ZFIN ID: ZDB-PUB-150224-21
Loss of dihydrolipoyl succinyltransferase (DLST) leads to reduced resting heart rate in the zebrafish
Keßler, M., Berger, I.M., Just, S., Rottbauer, W.
Date: 2015
Source: Basic Research in Cardiology   110: 468 (Journal)
Registered Authors: Berger, Ina, Just, Steffen, Keßler, Mirjam, Rottbauer, Wolfgang
Keywords: none
MeSH Terms:
  • Acyltransferases/genetics
  • Acyltransferases/metabolism*
  • Animals
  • Gene Knockdown Techniques
  • Heart Rate/physiology*
  • Real-Time Polymerase Chain Reaction
  • Zebrafish
PubMed: 25697682 Full text @ Basic Res. Cardiol.

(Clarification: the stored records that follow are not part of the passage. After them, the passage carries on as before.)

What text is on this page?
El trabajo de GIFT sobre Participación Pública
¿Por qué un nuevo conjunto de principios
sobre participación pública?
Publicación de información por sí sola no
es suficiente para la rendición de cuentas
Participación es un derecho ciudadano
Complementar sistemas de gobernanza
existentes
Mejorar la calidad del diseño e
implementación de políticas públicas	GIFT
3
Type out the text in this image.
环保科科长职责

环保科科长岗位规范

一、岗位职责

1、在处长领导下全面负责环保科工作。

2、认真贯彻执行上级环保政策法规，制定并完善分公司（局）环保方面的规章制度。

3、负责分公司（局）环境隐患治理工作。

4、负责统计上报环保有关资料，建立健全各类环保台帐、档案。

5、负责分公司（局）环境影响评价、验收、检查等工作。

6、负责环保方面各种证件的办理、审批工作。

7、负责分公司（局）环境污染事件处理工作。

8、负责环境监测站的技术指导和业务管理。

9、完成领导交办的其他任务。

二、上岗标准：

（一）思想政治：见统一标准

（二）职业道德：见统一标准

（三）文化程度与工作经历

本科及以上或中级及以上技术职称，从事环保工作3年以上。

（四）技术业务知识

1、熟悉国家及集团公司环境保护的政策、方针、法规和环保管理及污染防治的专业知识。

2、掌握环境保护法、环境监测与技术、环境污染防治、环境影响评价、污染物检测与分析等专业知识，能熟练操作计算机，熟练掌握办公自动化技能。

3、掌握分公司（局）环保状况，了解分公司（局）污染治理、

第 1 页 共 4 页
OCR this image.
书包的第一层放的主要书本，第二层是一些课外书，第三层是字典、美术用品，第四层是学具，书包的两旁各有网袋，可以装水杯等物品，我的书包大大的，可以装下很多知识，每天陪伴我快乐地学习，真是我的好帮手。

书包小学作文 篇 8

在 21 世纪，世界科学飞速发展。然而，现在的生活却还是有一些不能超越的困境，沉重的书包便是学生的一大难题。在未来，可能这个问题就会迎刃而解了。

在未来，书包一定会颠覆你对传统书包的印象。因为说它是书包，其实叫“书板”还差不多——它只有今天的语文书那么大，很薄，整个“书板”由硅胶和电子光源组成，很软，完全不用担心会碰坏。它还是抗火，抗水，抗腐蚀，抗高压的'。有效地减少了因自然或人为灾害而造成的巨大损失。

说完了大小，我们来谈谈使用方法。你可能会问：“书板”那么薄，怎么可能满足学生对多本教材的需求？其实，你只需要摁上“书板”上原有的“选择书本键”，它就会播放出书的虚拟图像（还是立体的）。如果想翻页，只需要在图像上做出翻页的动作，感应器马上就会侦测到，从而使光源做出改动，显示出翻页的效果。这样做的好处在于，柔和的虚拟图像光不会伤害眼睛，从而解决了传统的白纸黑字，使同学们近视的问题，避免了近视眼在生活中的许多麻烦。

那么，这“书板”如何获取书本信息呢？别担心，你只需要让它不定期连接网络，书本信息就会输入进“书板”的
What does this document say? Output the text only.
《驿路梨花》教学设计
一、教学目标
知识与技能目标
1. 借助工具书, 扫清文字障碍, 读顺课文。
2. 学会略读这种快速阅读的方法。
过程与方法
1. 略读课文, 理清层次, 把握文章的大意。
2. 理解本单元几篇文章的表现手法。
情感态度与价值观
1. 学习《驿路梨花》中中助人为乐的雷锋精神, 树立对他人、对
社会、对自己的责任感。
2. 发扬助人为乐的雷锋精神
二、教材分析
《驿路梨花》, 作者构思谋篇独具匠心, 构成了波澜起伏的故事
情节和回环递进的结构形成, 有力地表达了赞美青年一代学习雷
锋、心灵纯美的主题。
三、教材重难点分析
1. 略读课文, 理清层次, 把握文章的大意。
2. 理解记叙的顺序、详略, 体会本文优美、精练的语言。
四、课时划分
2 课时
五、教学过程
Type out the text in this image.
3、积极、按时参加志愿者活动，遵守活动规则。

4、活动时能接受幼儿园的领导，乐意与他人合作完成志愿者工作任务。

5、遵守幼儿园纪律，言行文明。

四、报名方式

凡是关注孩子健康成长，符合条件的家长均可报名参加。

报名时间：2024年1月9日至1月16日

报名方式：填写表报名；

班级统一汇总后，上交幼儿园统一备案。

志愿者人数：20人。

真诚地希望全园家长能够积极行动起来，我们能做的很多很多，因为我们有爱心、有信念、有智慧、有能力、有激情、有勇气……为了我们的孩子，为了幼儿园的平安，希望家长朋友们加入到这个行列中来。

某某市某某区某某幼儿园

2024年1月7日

The genetic underpinnings of heart rate regulation are only poorly understood. In search for genetic regulators of cardiac pacemaker activity, we isolated in a large-scale mutagenesis screen the embryonic lethal, recessive zebrafish mutant schneckentempo (ste). Homozygous ste mutants exhibit a severely reduced resting heart rate with normal atrio-ventricular conduction and contractile function. External electrical pacing reveals that defective excitation generation in cardiac pacemaker cells underlies bradycardia in ste (-/-) mutants. By positional cloning and gene knock-down analysis we find that loss of dihydrolipoyl succinyltransferase (DLST) function causes the ste phenotype. The mitochondrial enzyme DLST is an essential player in the citric acid cycle that warrants proper adenosine-tri-phosphate (ATP) production. Accordingly, ATP levels are significantly diminished in ste (-/-) mutant embryos, suggesting that limited energy supply accounts for reduced cardiac pacemaker activity in ste (-/-) mutants. We demonstrate here for the first time that the mitochondrial enzyme DLST plays an essential role in the modulation of the vertebrate heart rate by controlling ATP production in the heart.